--[ Threat Hunting With Jupyter

Abstract

Moving beyond prepared data presentation (think dashboards) to rapid triage and automation of threat discovery is a must these days. One of the easiest entries into this is by utilizing tools such as Jupyter, and information providers APIs such as Virus Total, Shodan and AlienVault.

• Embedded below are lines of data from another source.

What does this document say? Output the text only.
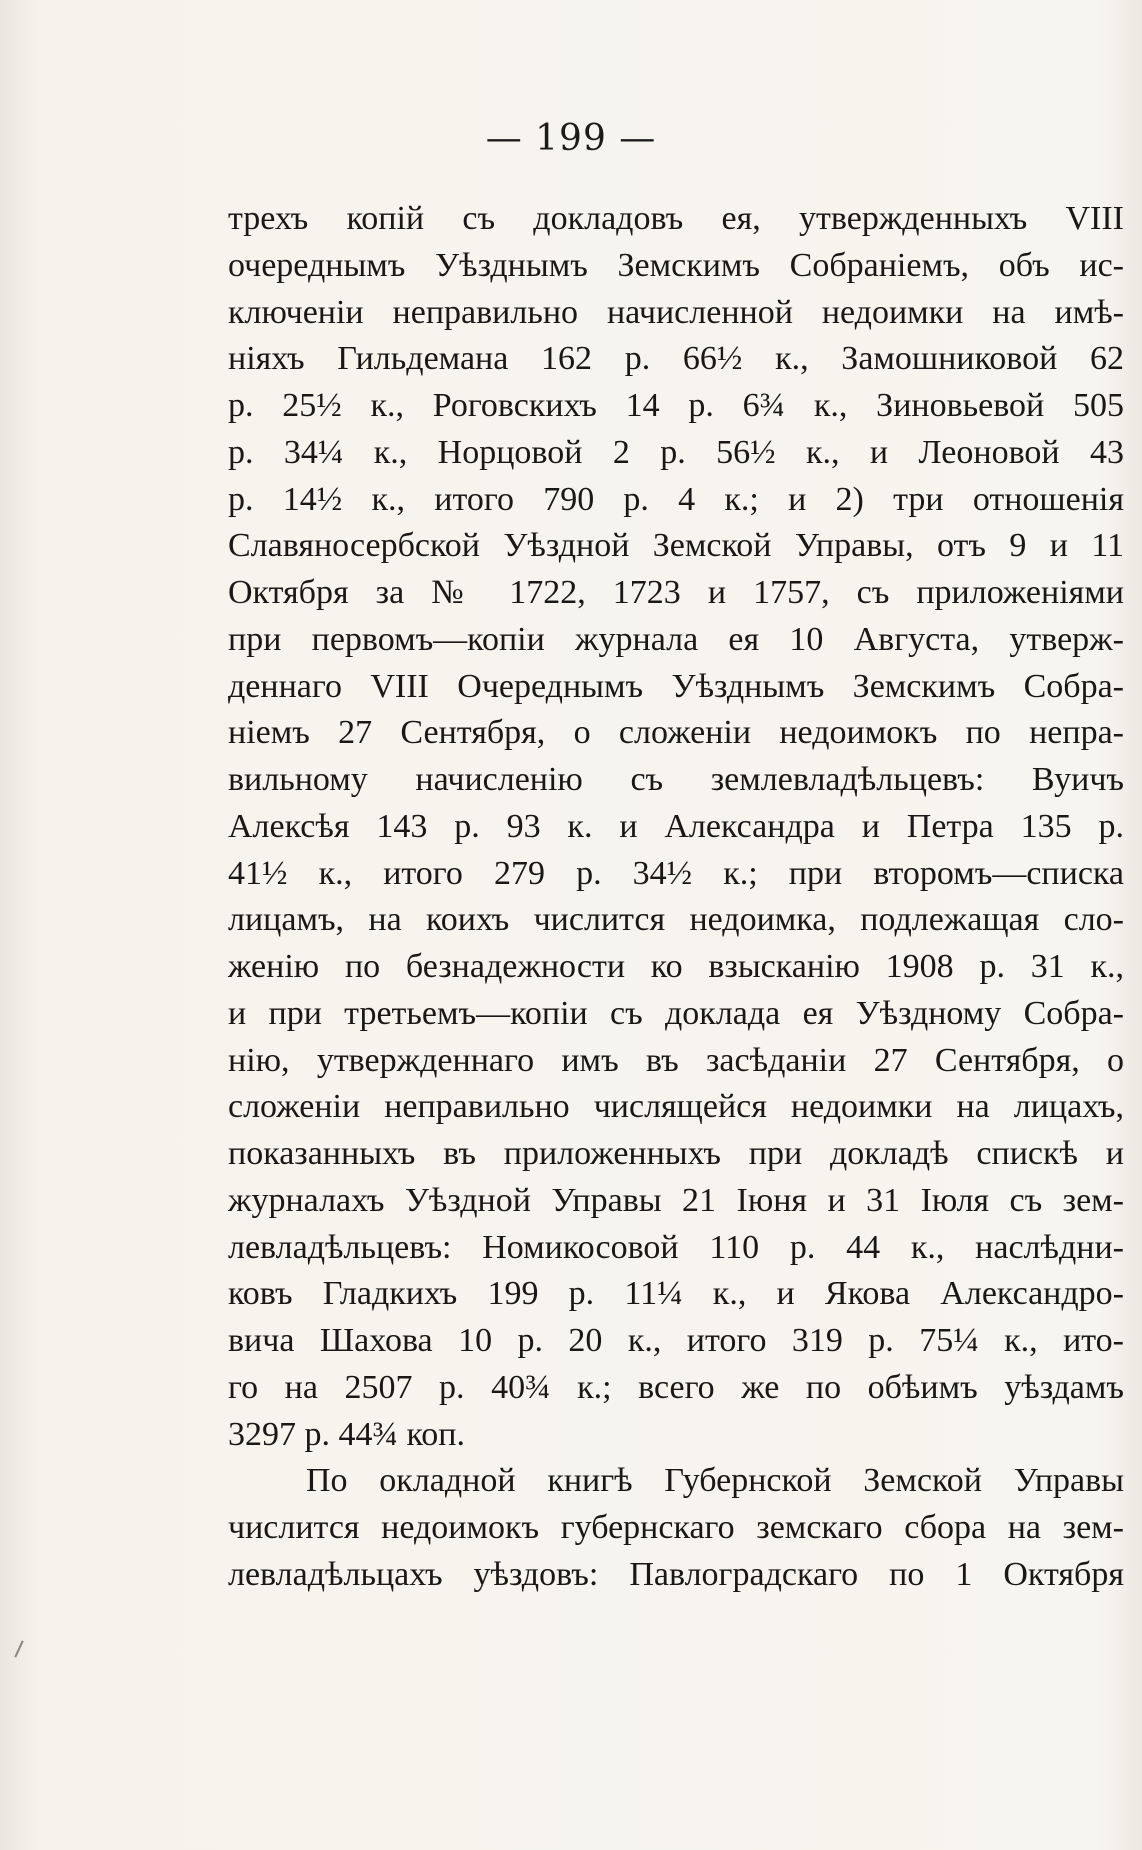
— 199 —
трехъ копій съ докладовъ ея, утвержденныхъ VIII
очереднымъ Уѣзднымъ Земскимъ Собраніемъ, объ ис-
ключеніи неправильно начисленной недоимки на имѣ-
ніяхъ Гильдемана 162 р. 66½ к., Замошниковой 62
р. 25½ к., Роговскихъ 14 р. 6¾ к., Зиновьевой 505
р. 34¼ к., Норцовой 2 р. 56½ к., и Леоновой 43
р. 14½ к., итого 790 р. 4 к.; и 2) три отношенія
Славяносербской Уѣздной Земской Управы, отъ 9 и 11
Октября за № 1722, 1723 и 1757, съ приложеніями
при первомъ—копіи журнала ея 10 Августа, утверж-
деннаго VIII Очереднымъ Уѣзднымъ Земскимъ Собра-
ніемъ 27 Сентября, о сложеніи недоимокъ по непра-
вильному начисленію съ землевладѣльцевъ: Вуичъ
Алексѣя 143 р. 93 к. и Александра и Петра 135 р.
41½ к., итого 279 р. 34½ к.; при второмъ—списка
лицамъ, на коихъ числится недоимка, подлежащая сло-
женію по безнадежности ко взысканію 1908 р. 31 к.,
и при третьемъ—копіи съ доклада ея Уѣздному Собра-
нію, утвержденнаго имъ въ засѣданіи 27 Сентября, о
сложеніи неправильно числящейся недоимки на лицахъ,
показанныхъ въ приложенныхъ при докладѣ спискѣ и
журналахъ Уѣздной Управы 21 Іюня и 31 Іюля съ зем-
левладѣльцевъ: Номикосовой 110 р. 44 к., наслѣдни-
ковъ Гладкихъ 199 р. 11¼ к., и Якова Александро-
вича Шахова 10 р. 20 к., итого 319 р. 75¼ к., ито-
го на 2507 р. 40¾ к.; всего же по обѣимъ уѣздамъ
3297 р. 44¾ коп.
По окладной книгѣ Губернской Земской Управы
числится недоимокъ губернскаго земскаго сбора на зем-
левладѣльцахъ уѣздовъ: Павлоградскаго по 1 Октября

In this class, we will cover basic Python scripting syntax to gather, transform, and explore data. We'll also process log files so that Indicators of Compromise (IoC) can be investigated. Then, we'll output findings in data visualizations through the use of Python libraries like Matplotlib and Pandas and html based forced directed graphs.

Topics we will cover:

  • STiX/TAXII 2.0: Threat Intelligence Exchange Systems for conveyance of information

  • Threat Information Providers API Access Queries: AlienVault, MISP, Mitre ATT&K Models

  • Data Grooming and Filtering

  • Processing Suspected Threat Activity for Discovery and Mitigation

  • Jupyter Notebooks

  • Python

  • Java Script

  • HTML

Specific tools and packages will include:

  • TI providers : Lookup IoCs across multiple TI providers; Built-in providers include AlienVault OTX, IBM XForce, VirusTotal, Shodan

  • Vtlookup: Virus Total API access for IoC processing

  • IP Geo: We'll look at two packages - GeoLiteLookup (Maxmind) and IPStackLookup

  • Eventcluster: Summarization of large numbers of events into clusters of different patterns using unsupervised ML modules.